People are becoming far more expectant of technology to track their movements and match their current location into local services. That experience is turning into an expectation and it is spreading to the workplace. “In the office, workers expect their diaries to link to their email accounts and further on to site services within a building,” says Sam Woodward, customer education leader EA, Lutron. “Intelligent systems can automate meeting invitations, appointment schedules and reminders, room configuration, lighting and AV equipment setup within a single, rich environment for users of meeting rooms and conference rooms, making it simple for them to use the in–house equipment and enabling them to become more efficient. That’s just the start. Connecting these parameters together and combining them into wider building management systems allows the whole office to be managed so that heating, lighting and power can be automatically and intelligently controlled on a site-wide basis. In addition, finely detailed information can be collected over time and analysed to assess and fine-tune the services in the building, allowing it to be made more efficient and economic.”

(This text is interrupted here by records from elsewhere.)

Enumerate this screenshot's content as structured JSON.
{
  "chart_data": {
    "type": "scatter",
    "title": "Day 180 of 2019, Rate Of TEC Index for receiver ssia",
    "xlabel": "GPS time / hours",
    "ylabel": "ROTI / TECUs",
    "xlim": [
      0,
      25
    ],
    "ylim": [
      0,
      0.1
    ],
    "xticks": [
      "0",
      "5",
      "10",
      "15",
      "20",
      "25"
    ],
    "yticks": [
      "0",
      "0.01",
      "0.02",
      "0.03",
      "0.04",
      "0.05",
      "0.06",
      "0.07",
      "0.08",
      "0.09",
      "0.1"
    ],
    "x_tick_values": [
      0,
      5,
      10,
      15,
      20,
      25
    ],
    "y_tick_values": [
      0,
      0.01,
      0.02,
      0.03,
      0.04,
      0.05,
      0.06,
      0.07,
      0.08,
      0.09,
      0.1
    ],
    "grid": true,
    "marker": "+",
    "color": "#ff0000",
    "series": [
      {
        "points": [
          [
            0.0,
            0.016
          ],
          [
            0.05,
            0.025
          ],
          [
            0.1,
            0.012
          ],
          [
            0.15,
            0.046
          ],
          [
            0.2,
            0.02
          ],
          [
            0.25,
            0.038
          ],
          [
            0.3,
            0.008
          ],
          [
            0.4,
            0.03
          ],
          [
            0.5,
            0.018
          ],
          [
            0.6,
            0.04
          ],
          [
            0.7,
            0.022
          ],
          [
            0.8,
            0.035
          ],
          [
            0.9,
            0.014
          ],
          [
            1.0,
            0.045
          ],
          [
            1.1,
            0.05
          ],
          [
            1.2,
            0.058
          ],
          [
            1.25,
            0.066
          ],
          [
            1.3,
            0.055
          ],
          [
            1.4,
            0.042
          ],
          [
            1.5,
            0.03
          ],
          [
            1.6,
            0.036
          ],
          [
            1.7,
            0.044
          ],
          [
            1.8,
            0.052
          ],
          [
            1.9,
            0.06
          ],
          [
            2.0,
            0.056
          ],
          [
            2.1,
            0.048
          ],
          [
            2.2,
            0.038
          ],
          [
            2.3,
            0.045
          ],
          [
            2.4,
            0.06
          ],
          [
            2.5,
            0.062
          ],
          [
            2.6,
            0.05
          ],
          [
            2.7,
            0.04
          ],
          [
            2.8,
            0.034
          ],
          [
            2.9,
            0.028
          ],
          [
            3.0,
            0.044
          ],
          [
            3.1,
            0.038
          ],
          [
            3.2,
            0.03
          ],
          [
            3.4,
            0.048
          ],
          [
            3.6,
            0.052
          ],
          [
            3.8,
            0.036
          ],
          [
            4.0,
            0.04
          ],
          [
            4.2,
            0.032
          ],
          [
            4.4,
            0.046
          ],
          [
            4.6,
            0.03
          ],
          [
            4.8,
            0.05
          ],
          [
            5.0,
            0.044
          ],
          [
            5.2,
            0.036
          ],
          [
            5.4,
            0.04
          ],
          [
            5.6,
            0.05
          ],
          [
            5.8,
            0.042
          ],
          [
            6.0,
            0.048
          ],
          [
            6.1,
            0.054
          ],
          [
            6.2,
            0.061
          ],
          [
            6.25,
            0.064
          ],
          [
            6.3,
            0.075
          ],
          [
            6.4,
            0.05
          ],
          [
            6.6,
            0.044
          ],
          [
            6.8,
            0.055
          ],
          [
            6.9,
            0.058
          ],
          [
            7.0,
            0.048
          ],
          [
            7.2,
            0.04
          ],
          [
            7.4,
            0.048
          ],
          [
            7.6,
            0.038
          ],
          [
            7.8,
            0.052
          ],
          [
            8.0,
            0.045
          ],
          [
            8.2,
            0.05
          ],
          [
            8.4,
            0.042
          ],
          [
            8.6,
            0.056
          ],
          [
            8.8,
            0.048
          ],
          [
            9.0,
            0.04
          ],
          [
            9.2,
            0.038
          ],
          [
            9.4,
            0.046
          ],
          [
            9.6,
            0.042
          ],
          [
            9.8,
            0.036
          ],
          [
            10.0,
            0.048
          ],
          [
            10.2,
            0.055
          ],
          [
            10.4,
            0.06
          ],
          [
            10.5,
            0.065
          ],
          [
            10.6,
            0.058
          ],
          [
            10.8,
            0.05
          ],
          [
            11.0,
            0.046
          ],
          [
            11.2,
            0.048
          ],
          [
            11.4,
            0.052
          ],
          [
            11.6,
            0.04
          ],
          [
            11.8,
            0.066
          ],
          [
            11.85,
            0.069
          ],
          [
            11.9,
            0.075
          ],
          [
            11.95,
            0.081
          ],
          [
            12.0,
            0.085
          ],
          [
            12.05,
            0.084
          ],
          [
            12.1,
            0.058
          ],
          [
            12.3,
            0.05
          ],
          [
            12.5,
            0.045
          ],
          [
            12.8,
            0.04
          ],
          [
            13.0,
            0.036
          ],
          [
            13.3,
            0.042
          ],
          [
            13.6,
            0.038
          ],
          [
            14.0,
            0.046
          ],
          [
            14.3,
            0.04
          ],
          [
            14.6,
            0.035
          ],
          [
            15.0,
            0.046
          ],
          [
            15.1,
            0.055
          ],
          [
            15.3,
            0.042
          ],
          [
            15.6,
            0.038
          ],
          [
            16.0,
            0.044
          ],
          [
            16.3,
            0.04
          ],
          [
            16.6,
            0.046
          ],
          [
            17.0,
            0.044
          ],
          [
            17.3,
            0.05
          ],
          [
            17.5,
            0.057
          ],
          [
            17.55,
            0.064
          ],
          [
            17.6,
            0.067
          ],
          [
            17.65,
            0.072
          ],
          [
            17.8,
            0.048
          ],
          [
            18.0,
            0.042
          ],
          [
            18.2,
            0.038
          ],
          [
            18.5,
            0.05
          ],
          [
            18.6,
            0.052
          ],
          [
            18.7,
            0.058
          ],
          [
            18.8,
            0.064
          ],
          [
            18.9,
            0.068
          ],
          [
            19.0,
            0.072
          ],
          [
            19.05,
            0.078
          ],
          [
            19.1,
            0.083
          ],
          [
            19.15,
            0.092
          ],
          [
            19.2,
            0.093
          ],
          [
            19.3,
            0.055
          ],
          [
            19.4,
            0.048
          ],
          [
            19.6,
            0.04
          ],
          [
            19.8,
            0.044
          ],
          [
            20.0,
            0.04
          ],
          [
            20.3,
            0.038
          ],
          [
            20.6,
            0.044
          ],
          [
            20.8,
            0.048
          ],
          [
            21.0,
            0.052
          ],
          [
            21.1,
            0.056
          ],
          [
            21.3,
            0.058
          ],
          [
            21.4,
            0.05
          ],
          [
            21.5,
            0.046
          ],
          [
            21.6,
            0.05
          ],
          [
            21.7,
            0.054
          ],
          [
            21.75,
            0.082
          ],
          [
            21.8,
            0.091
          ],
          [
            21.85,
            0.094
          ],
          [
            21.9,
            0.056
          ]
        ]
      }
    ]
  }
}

“The sky is the limit if there is a way of communicating the potential ROI for a specific technological investment”

These types of system are already well-established and common, with several multinational organisations, including Honeywell, Schneider and Siemens actively developing and selling comprehensive, all-encompassing, AI-based building controllers. Some enlightened AV manufacturers and system integrators are contributing to this environment and participating in programmes to develop new ideas to produce better buildings that deliver greater comfort to occupants and more efficient operation for owners.  

Applications are everywhere, and boundless. As Yiannis Cabolis, director, technical innovation, Electrosonic, points out: “Large integrated smart systems that are relevant to transportation management and advertising can utilise AI’s data analytics capabilities to provide real-time data while anticipating potential changes given the data acquired. We can add and open additional traffic lanes, open toll-booths, synchronise traffic lights, add or reduce more public transportation at peak times while at the same time profiling those walking, driving or riding on public transportation so we can place the right type of product advertising on billboards and store fronts and provide feedback to local fast-food chains of potential food demands.

“These concepts cannot be achieved without artificial intelligence. The sky is the limit if there is a way of communicating the potential ROI for a specific technological investment,” he says. And it will evolve into areas we have only just started thinking about. “If we take this a step further we can extend this data into systems that are utilised when things go drastically wrong, an emergency situation, for example. First responders can be dispatched even before the first emergency call comes into the call centre. The advantages are massive although the deployment and the topology of such a system would be colossal; but it’s where AI can take us.”